Margarete Korant aus Berlin berichtet ihrer Tochter Ilse am 19. Januar 1940, wie sie beim Einkäufen verhöhnt wurde:

Mein geliebtes Kind,

ich hatte gerade einen Brief an Dich in den Kasten gesteckt, als ich Deinen Luftpostbrief vom 21.12. erhielt. Ich beantworte ihn aber erst in ein paar Tagen, da dieser Brief mit gewöhnlicher Post Weggehen soll. Da ich die richtigen Fersenschoner nicht schicken kann, weil Muster ohne Wert nicht angenommen wird, sende ich ein paar andere, die zwar nicht so praktisch sind, aber vielleicht auch den Zweck erfüllen. Nur muß man sie leider in den Schuh einkleben, kann sie also nicht auswechseln.

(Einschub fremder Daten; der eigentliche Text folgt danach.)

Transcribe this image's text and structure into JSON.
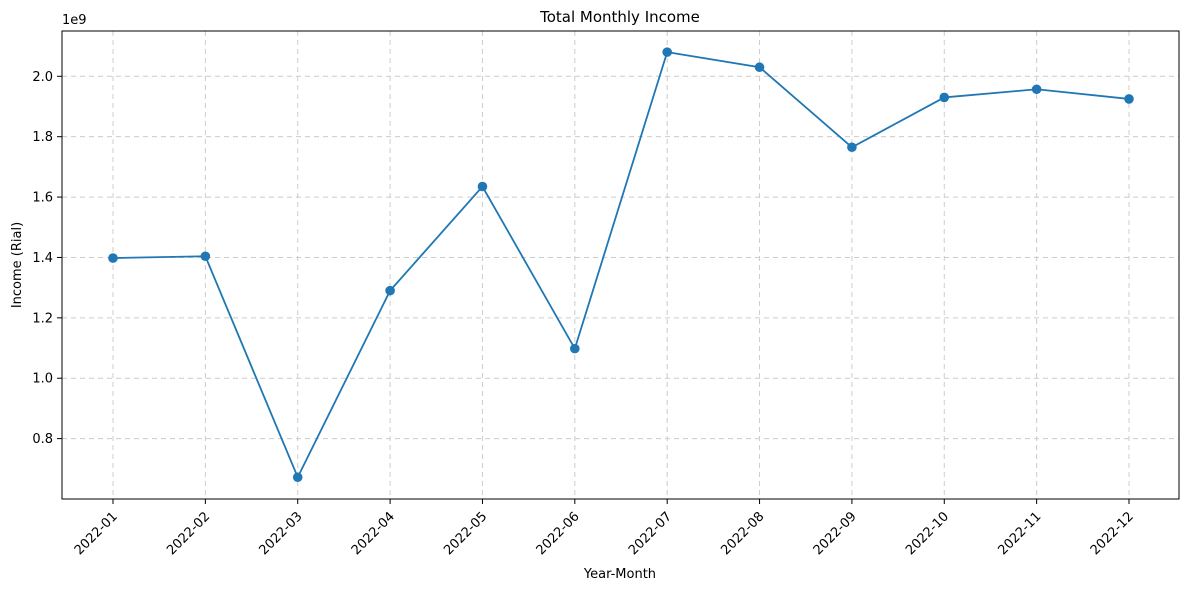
{
  "chart_data": {
    "type": "line",
    "title": "Total Monthly Income",
    "xlabel": "Year-Month",
    "ylabel": "Income (Rial)",
    "y_offset_label": "1e9",
    "categories": [
      "2022-01",
      "2022-02",
      "2022-03",
      "2022-04",
      "2022-05",
      "2022-06",
      "2022-07",
      "2022-08",
      "2022-09",
      "2022-10",
      "2022-11",
      "2022-12"
    ],
    "series": [
      {
        "values": [
          1.398,
          1.404,
          0.672,
          1.29,
          1.635,
          1.098,
          2.08,
          2.03,
          1.765,
          1.93,
          1.957,
          1.925
        ]
      }
    ],
    "y_ticks": [
      "0.8",
      "1.0",
      "1.2",
      "1.4",
      "1.6",
      "1.8",
      "2.0"
    ],
    "ylim": [
      0.6,
      2.15
    ],
    "grid": true,
    "marker": "circle",
    "line_color": "#1f77b4",
    "grid_color": "#cccccc"
  }
}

Den Buchstaben J habe ich für Deinen Mantel gedacht, ich trage sie auch. Es gibt hier so vielerlei Sachen, auch leuchtende Blumen, es ist eine ganze Industrie daraus entstanden. Es ist wieder bitter kalt ([minus]i5-20°), und ich bin sehr glücklich mit meiner Heizsonne. Es wird miserabel geheizt, heute z. B. wieder gar nicht, über h. s. d. sind Kohlen gekommen, da wird es wohl morgen wieder besser werden. Wir haben dieses Mal eine Lebensmittelkarte weniger bekommen, eine sogen. Zusatzkarte für nicht bewirtschaftete Lebensmittel (d. h. ohne Karte), also die sind Hülsenfrüchte, Reis, Schokolade, Wild, Geflügel, Heringe etc. Da ich mit letzterem in eine Kundenliste eingetragen war, wollte ich [es] mir nun holen, die Frau sagte jedoch ganz höhnisch, Sie wissen doch, daß Nichtarier keine Zusatz-Lebensmittel mehr bekommen. Es gibt mir jedes Mal einen Schlag, wenn ich so was höre, an diese Sachen kann man sich einfach nicht gewöhnen. In unserer Gegend dürfen wir auch erst nach 12 Uhr auf die Märkte und in viele Einzelhandelsgeschäffe gehen, was man auf dem Markt dann noch bekommt, kannst Du Dir vielleicht vorstellen. Es tut mir furchtbar leid, daß ich die Bildchen von Dir und Steffilein nicht bekommen habe, es ist scheußlich, wie viel Post verlorengeht. Tante Dussel ist schon einige Tage krank, ich werde ihr nachher eine Visite abstatten. Von Cs kam wieder ein langer Brief, wieder nach O., die haben mindestens schon 4 Briefe bekommen und können sich nicht entschließen zu antworten. Wenn sie an mich schreiben würden, würden sie prompter bedient, aber an meine Existenz haben sie offenbar schon total vergessen. Tante Ellen hat den Jungen besucht und schreibt, daß er großartig aussieht, dem scheint es recht gut zu gehen. Hoffentlich bekommst Du diesen Brief mit den diversen Einlagen. Viele herzliche Grüße und Küsse an Euch alle, ich sehne mich so nach Euch, in treuer Liebe Eure Oma-Mutti

Da der Brief sowieso doppelt wiegt, schicke ich lieber 2 statt einen, hoffentlich kommen sie beide an.

Baum wird geladen...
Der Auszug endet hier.